Activist Post Recommended Book: The Age of Surveillance Capitalism
With the advent of “precision medicine” and the on-demand drug manufacturing industry, representative Crow’s warning about DNA takes on even stronger meaning. When major corporations like Blackstone and Google have access to DNA and personal health records it further cements the idea that a biomedical security state is being built right before our eyes.
We are experiencing a real-life Jurassic Park scenario where instead of dinosaur DNA being traded and replicated, it is human DNA that is being bought and sold to the highest bidder.
Data and DNA harvesting is turning humans into exploitable and controllable assets. What’s even worse is that this is now occurring in many states from birth. With much of our DNA being stored in giant databases owned by multinational American and Chinese corporations, governments, militaries, and intelligence agencies have access to a pool of information that could target individual citizens for a plethora of reasons under the guise of improving public health.
The powers behind the budding biomedical security state want to know everything about us while hiding everything from us.
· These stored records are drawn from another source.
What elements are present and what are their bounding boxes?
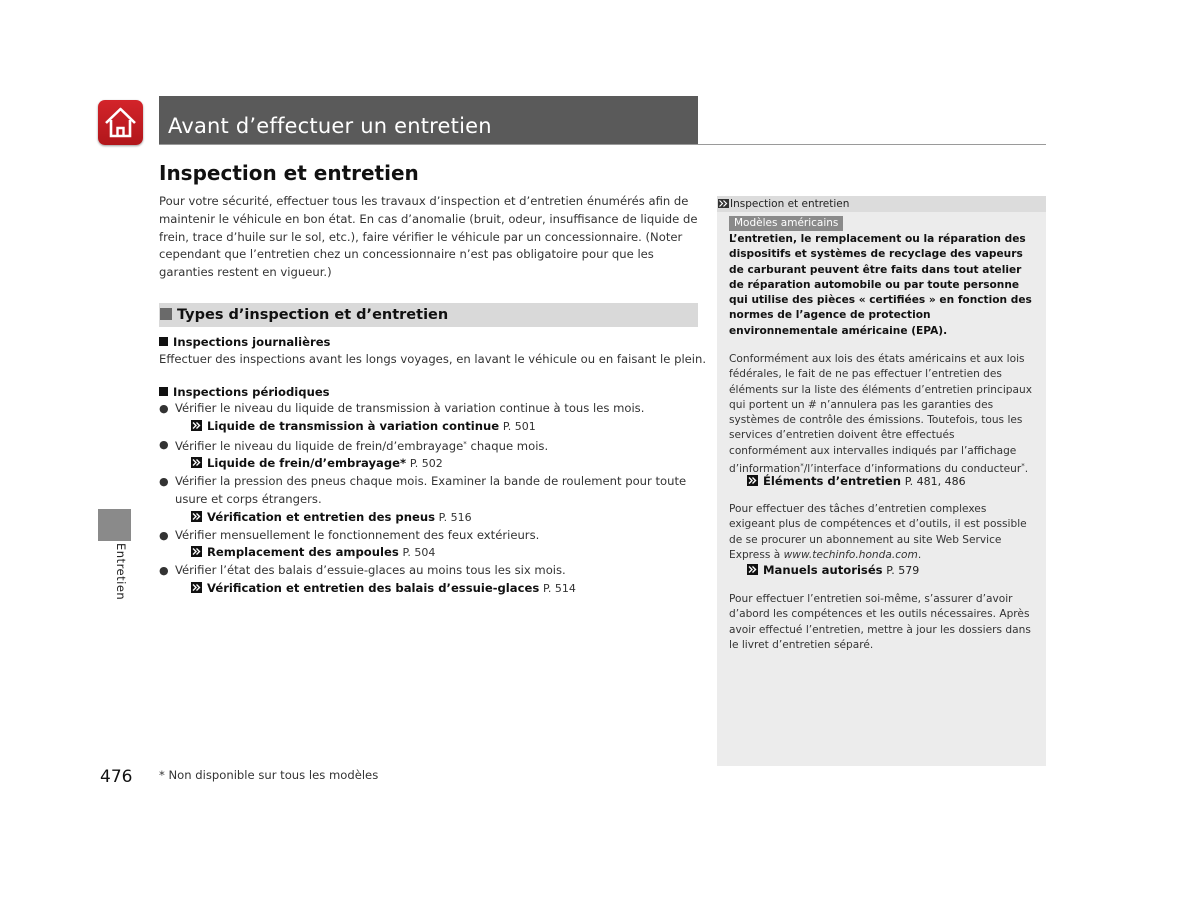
models-badge: Modèles américains	[729, 216, 843, 231]
chapter-tab-label: Entretien	[114, 543, 128, 601]
list-item-text-after: chaque mois.	[466, 438, 549, 453]
reference-arrow-icon	[191, 420, 202, 431]
sidebar-heading	[718, 196, 849, 212]
footnote-mark: *	[1021, 462, 1025, 471]
list-item	[159, 436, 699, 456]
reference-arrow-icon	[191, 511, 202, 522]
chapter-tab-marker[interactable]	[98, 509, 131, 541]
reference-label: Vérification et entretien des pneus	[207, 509, 435, 524]
footnote-mark: *	[463, 439, 467, 448]
reference-arrow-icon	[191, 582, 202, 593]
reference-label: Remplacement des ampoules	[207, 545, 399, 560]
reference-page: P. 579	[886, 564, 920, 577]
page-number: 476	[100, 767, 133, 787]
reference-label: Manuels autorisés	[763, 563, 883, 577]
home-icon-button[interactable]	[98, 100, 143, 145]
list-item	[159, 400, 699, 418]
square-bullet-icon	[159, 387, 168, 396]
techinfo-link[interactable]: www.techinfo.honda.com	[783, 548, 918, 561]
cross-reference-link[interactable]	[159, 418, 699, 436]
sidebar-heading-label: Inspection et entretien	[730, 198, 850, 210]
home-icon	[102, 104, 139, 141]
periodic-inspection-list	[159, 400, 699, 598]
subsection-square-icon	[160, 308, 172, 320]
bullet-icon: ●	[159, 402, 169, 415]
cross-reference-link[interactable]	[159, 544, 699, 562]
reference-page: P. 514	[542, 581, 576, 595]
reference-label: Vérification et entretien des balais d’essuie-glaces	[207, 580, 540, 595]
header-divider	[159, 144, 1046, 145]
reference-label: Liquide de frein/d’embrayage	[207, 456, 401, 471]
reference-page: P. 481, 486	[904, 475, 966, 488]
reference-page: P. 502	[409, 457, 443, 471]
reference-arrow-icon	[747, 475, 758, 486]
reference-label: Éléments d’entretien	[763, 474, 902, 488]
sidebar-bold-paragraph: L’entretien, le remplacement ou la réparation des dispositifs et systèmes de recyclage des vapeurs de carburant peuvent être faits dans tout atelier de réparation automobile ou par toute personne qui utilise des pièces « certifiées » en fonction des normes de l’agence de protection environnementale américaine (EPA).	[729, 233, 1032, 337]
bullet-icon: ●	[159, 528, 169, 542]
list-item-text: Vérifier la pression des pneus chaque mois. Examiner la bande de roulement pour toute usure et corps étrangers.	[175, 474, 687, 506]
section-title: Inspection et entretien	[159, 161, 419, 185]
double-chevron-icon	[718, 199, 729, 208]
daily-heading-label: Inspections journalières	[173, 335, 331, 349]
cross-reference-link[interactable]	[747, 473, 966, 490]
footnote-mark: *	[800, 462, 804, 471]
sidebar-paragraph-2-text: Pour effectuer des tâches d’entretien complexes exigeant plus de compétences et d’outils, il est possible de se procurer un abonnement au site Web Service Express à	[729, 503, 1027, 561]
bullet-icon: ●	[159, 475, 169, 489]
bullet-icon: ●	[159, 437, 169, 451]
subsection-title: Types d’inspection et d’entretien	[177, 307, 449, 323]
sidebar-paragraph-1-text: Conformément aux lois des états américains et aux lois fédérales, le fait de ne pas effectuer l’entretien des éléments sur la liste des éléments d’entretien principaux qui portent un # n’annulera pas les garanties des systèmes de contrôle des émissions. Toutefois, tous les services d’entretien doivent être effectués conformément aux intervalles indiqués par l’affichage d’information	[729, 353, 1032, 476]
list-item	[159, 562, 699, 580]
bullet-icon: ●	[159, 564, 169, 578]
daily-inspection-text: Effectuer des inspections avant les longs voyages, en lavant le véhicule ou en faisant le plein.	[159, 352, 707, 366]
cross-reference-link[interactable]	[159, 455, 699, 473]
intro-paragraph: Pour votre sécurité, effectuer tous les travaux d’inspection et d’entretien énumérés afin de maintenir le véhicule en bon état. En cas d’anomalie (bruit, odeur, insuffisance de liquide de frein, trace d’huile sur le sol, etc.), faire vérifier le véhicule par un concessionnaire. (Noter cependant que l’entretien chez un concessionnaire n’est pas obligatoire pour que les garanties restent en vigueur.)	[159, 194, 698, 280]
reference-label: Liquide de transmission à variation continue	[207, 418, 500, 433]
reference-arrow-icon	[747, 564, 758, 575]
footnote: * Non disponible sur tous les modèles	[159, 768, 379, 782]
sidebar-paragraph-2	[729, 502, 1035, 563]
list-item	[159, 527, 699, 545]
reference-page: P. 504	[402, 546, 436, 560]
list-item-text: Vérifier le niveau du liquide de transmission à variation continue à tous les mois.	[175, 401, 645, 415]
periodic-inspection-heading	[159, 384, 330, 400]
reference-page: P. 516	[438, 510, 472, 524]
list-item-text: Vérifier l’état des balais d’essuie-glaces au moins tous les six mois.	[175, 563, 566, 578]
sidebar-paragraph-3: Pour effectuer l’entretien soi-même, s’assurer d’avoir d’abord les compétences et les outils nécessaires. Après avoir effectué l’entretien, mettre à jour les dossiers dans le livret d’entretien séparé.	[729, 593, 1031, 651]
square-bullet-icon	[159, 337, 168, 346]
reference-page: P. 501	[502, 419, 536, 433]
sidebar-paragraph-1-end: .	[1024, 463, 1029, 476]
list-item-text: Vérifier mensuellement le fonctionnement des feux extérieurs.	[175, 527, 540, 542]
reference-arrow-icon	[191, 457, 202, 468]
cross-reference-link[interactable]	[159, 509, 699, 527]
periodic-heading-label: Inspections périodiques	[173, 385, 330, 399]
cross-reference-link[interactable]	[159, 580, 699, 598]
footnote-mark: *	[400, 456, 407, 471]
sidebar-paragraph-1	[729, 352, 1035, 477]
cross-reference-link[interactable]	[747, 562, 919, 579]
sidebar-paragraph-2-end: .	[917, 548, 922, 561]
reference-arrow-icon	[191, 546, 202, 557]
daily-inspection-heading	[159, 334, 330, 350]
chapter-title: Avant d’effectuer un entretien	[168, 114, 492, 138]
list-item-text: Vérifier le niveau du liquide de frein/d’embrayage	[175, 438, 464, 453]
list-item	[159, 473, 699, 509]
sidebar-paragraph-1-mid: /l’interface d’informations du conducteur	[803, 463, 1022, 476]
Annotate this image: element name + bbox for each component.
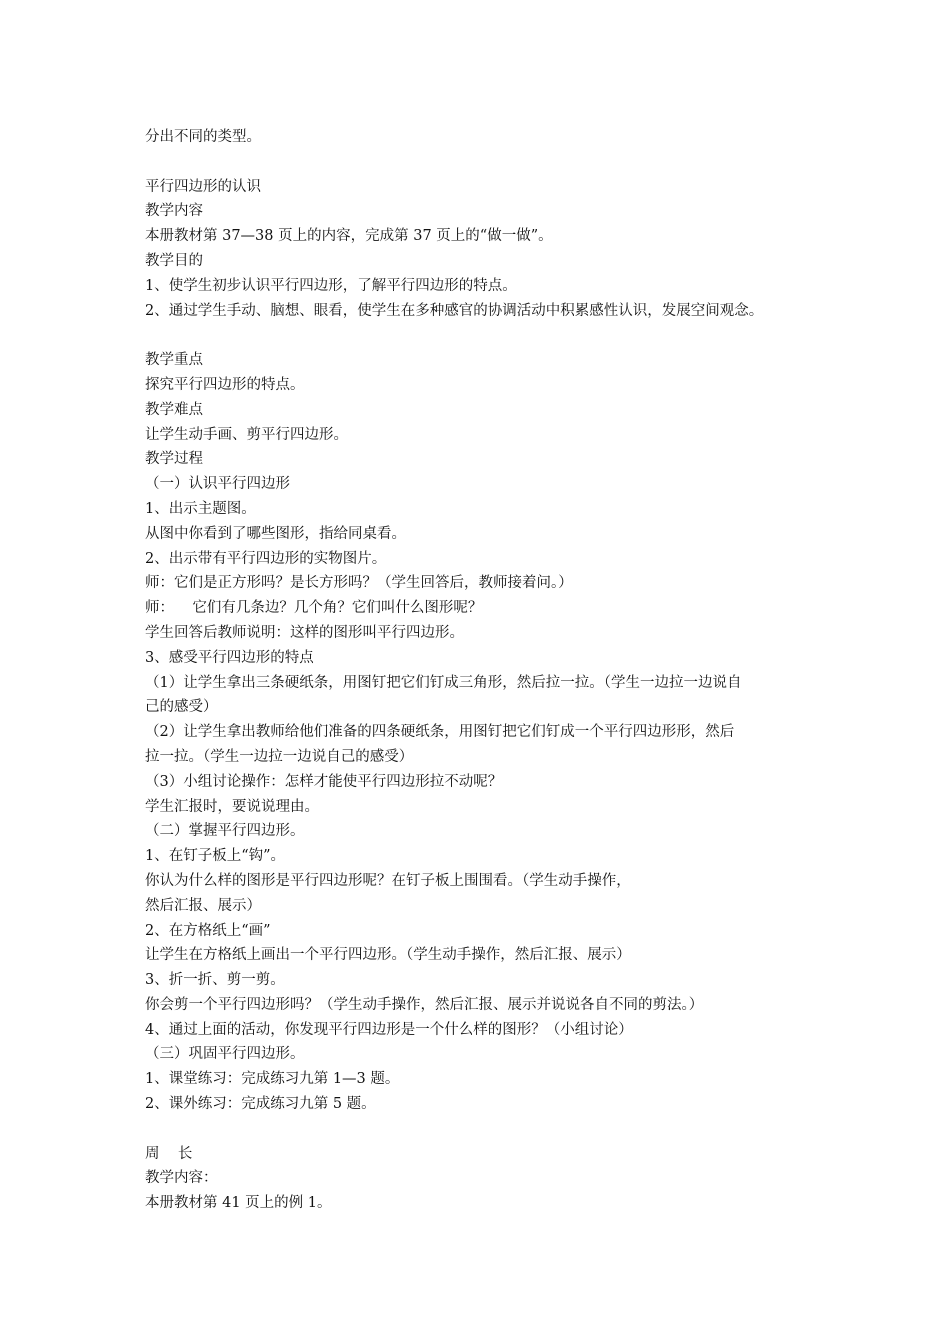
text-line: 你会剪一个平行四边形吗？（学生动手操作，然后汇报、展示并说说各自不同的剪法。） (145, 996, 704, 1013)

Blowing the lid off of this high-stakes agenda has never been more important.
To protect against the threats raised by representative Crow and many others sounding the alarm, citizens should check consumer DNA services including Ancestry, 23andMe, MyHeritage, FamilyTreeDNA and GEDmatch for a policy that allows for the removal and destruction of DNA data, though the damage may already have been done. It may also be wise to obtain legal representation in the event of an illegal seizure of DNA data by police without consent.